The Defense Department has awarded a $3 million research contract to California-based AOptix to examine its “Smart Mobile Identity” biometrics identification package to create hardware peripheral and software suite that would turn a basic smartphone into a biometrics scanner – identifying and transferring data from someone’s eyes, face, thumbs and voice, Wired reports.

Currently, U.S. troops rely on a single-use device – the Handheld Interagency Identity Detection System (HIIDE) – to scan, upload and transmit data from someone’s facial, eye or thumb features to its wartime biometrics databases, Wired says. Troops who operate it have to bring it close to the faces and thumbs of the people they scan.

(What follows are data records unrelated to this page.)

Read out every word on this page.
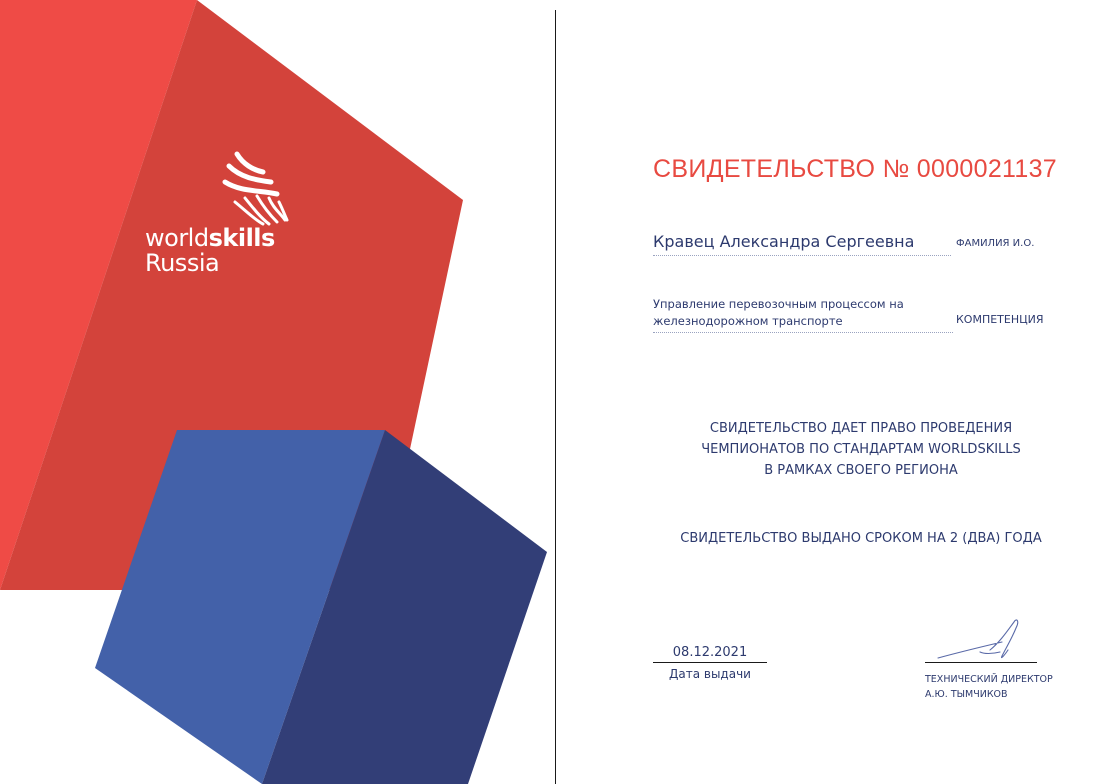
worldskills
Russia
СВИДЕТЕЛЬСТВО № 0000021137
Кравец Александра Сергеевна	ФАМИЛИЯ И.О.
Управление перевозочным процессом на
железнодорожном транспорте	КОМПЕТЕНЦИЯ
СВИДЕТЕЛЬСТВО ДАЕТ ПРАВО ПРОВЕДЕНИЯ
ЧЕМПИОНАТОВ ПО СТАНДАРТАМ WORLDSKILLS
В РАМКАХ СВОЕГО РЕГИОНА
СВИДЕТЕЛЬСТВО ВЫДАНО СРОКОМ НА 2 (ДВА) ГОДА
08.12.2021
Дата выдачи	ТЕХНИЧЕСКИЙ ДИРЕКТОР
А.Ю. ТЫМЧИКОВ
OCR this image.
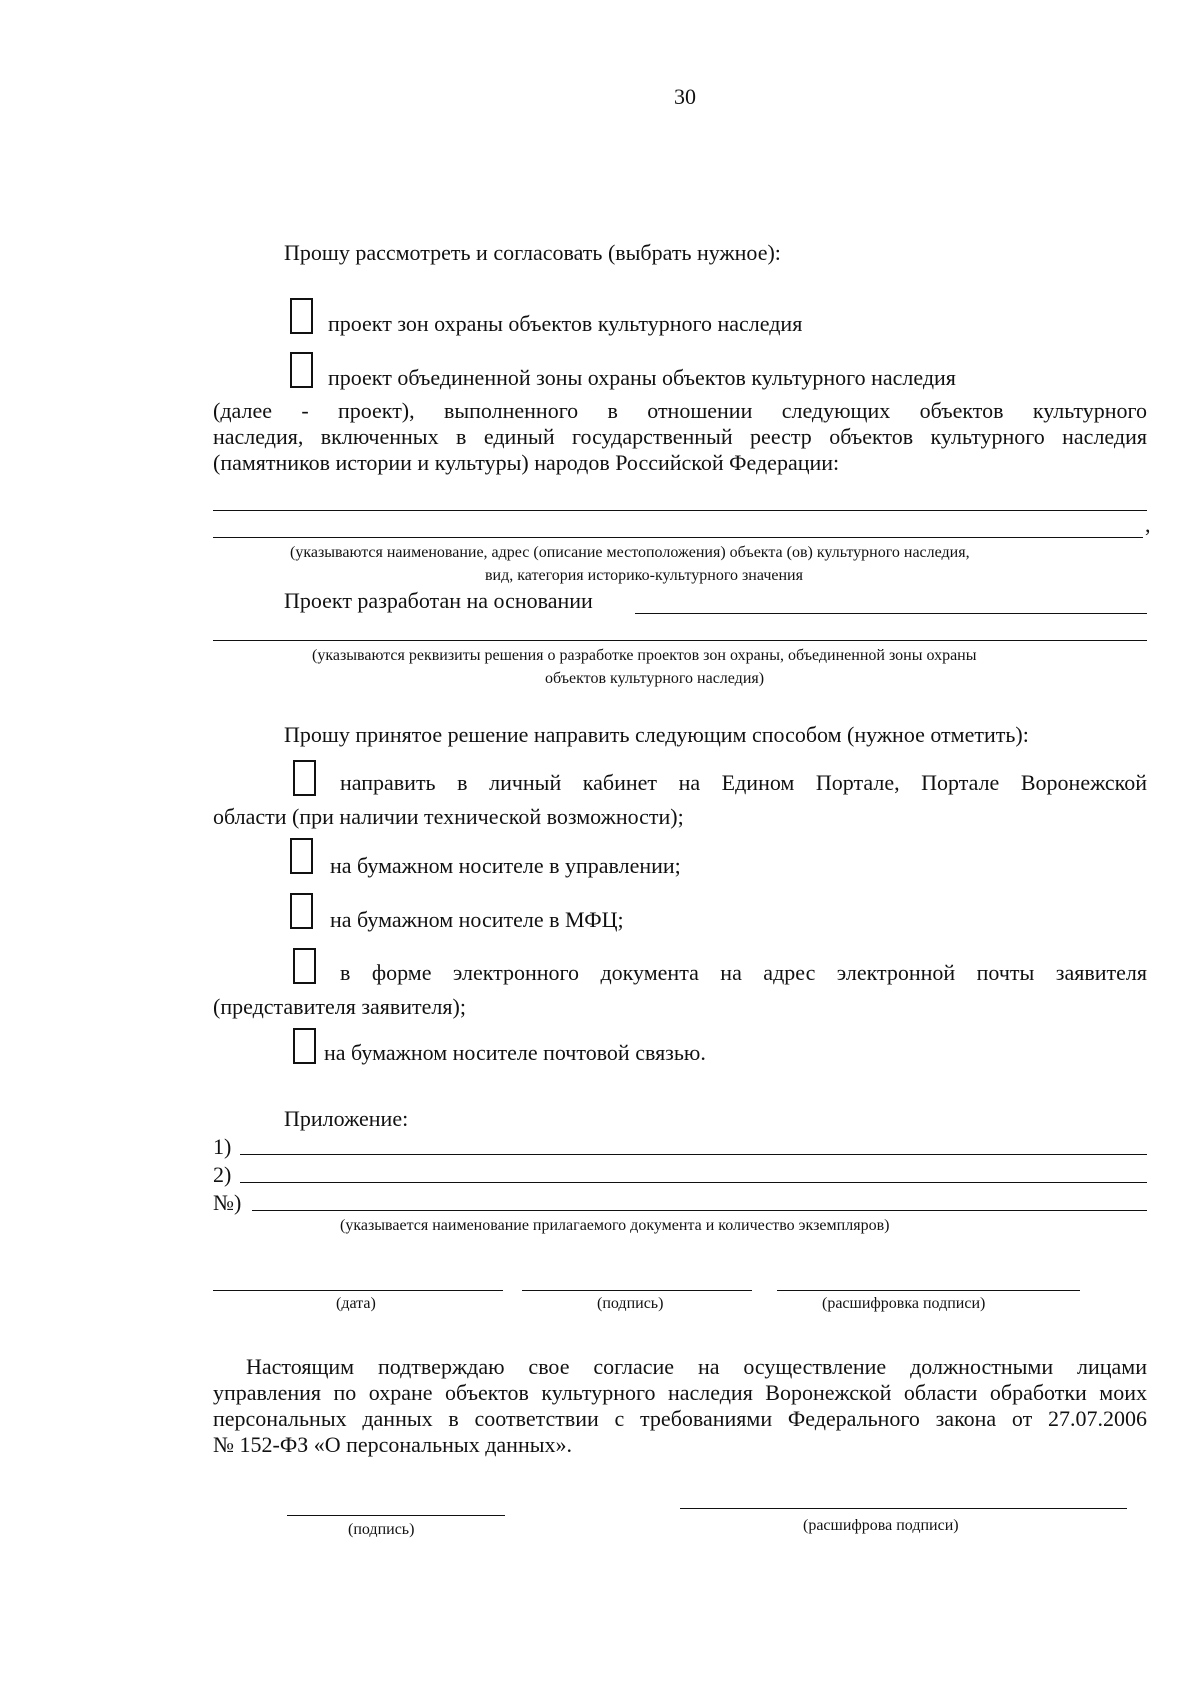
30
Прошу рассмотреть и согласовать (выбрать нужное):
проект зон охраны объектов культурного наследия
проект объединенной зоны охраны объектов культурного наследия
(далее - проект), выполненного в отношении следующих объектов культурного
наследия, включенных в единый государственный реестр объектов культурного наследия
(памятников истории и культуры) народов Российской Федерации:
,
(указываются наименование, адрес (описание местоположения) объекта (ов) культурного наследия,
вид, категория историко-культурного значения
Проект разработан на основании
(указываются реквизиты решения о разработке проектов зон охраны, объединенной зоны охраны
объектов культурного наследия)
Прошу принятое решение направить следующим способом (нужное отметить):
направить в личный кабинет на Едином Портале, Портале Воронежской
области (при наличии технической возможности);
на бумажном носителе в управлении;
на бумажном носителе в МФЦ;
в форме электронного документа на адрес электронной почты заявителя
(представителя заявителя);
на бумажном носителе почтовой связью.
Приложение:
1)
2)
№)
(указывается наименование прилагаемого документа и количество экземпляров)
(дата)	(подпись)	(расшифровка подписи)
Настоящим подтверждаю свое согласие на осуществление должностными лицами
управления по охране объектов культурного наследия Воронежской области обработки моих
персональных данных в соответствии с требованиями Федерального закона от 27.07.2006
№ 152-ФЗ «О персональных данных».
(подпись)	(расшифрова подписи)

The hardware itself would wrap around a smartphone and enable additional sensing capabilities. The company swears that a smartphone with its sensing dongle will weigh less than a pound, and it will take only one hand to operate, according to Wired.

Smart Mobile Identity has limited ability to record biometrics at a distance, but it can current scan faces at up to two meters away, irises from one meter and voice from within a typically distance for a phone, outperforming the HIIDE camera. Thumbprints will still require a finger against the reinforced glass face of the phone, Wired reports. The system should also be able to capture an iris in bright sunlight, which is currently a challenge for HIIDE.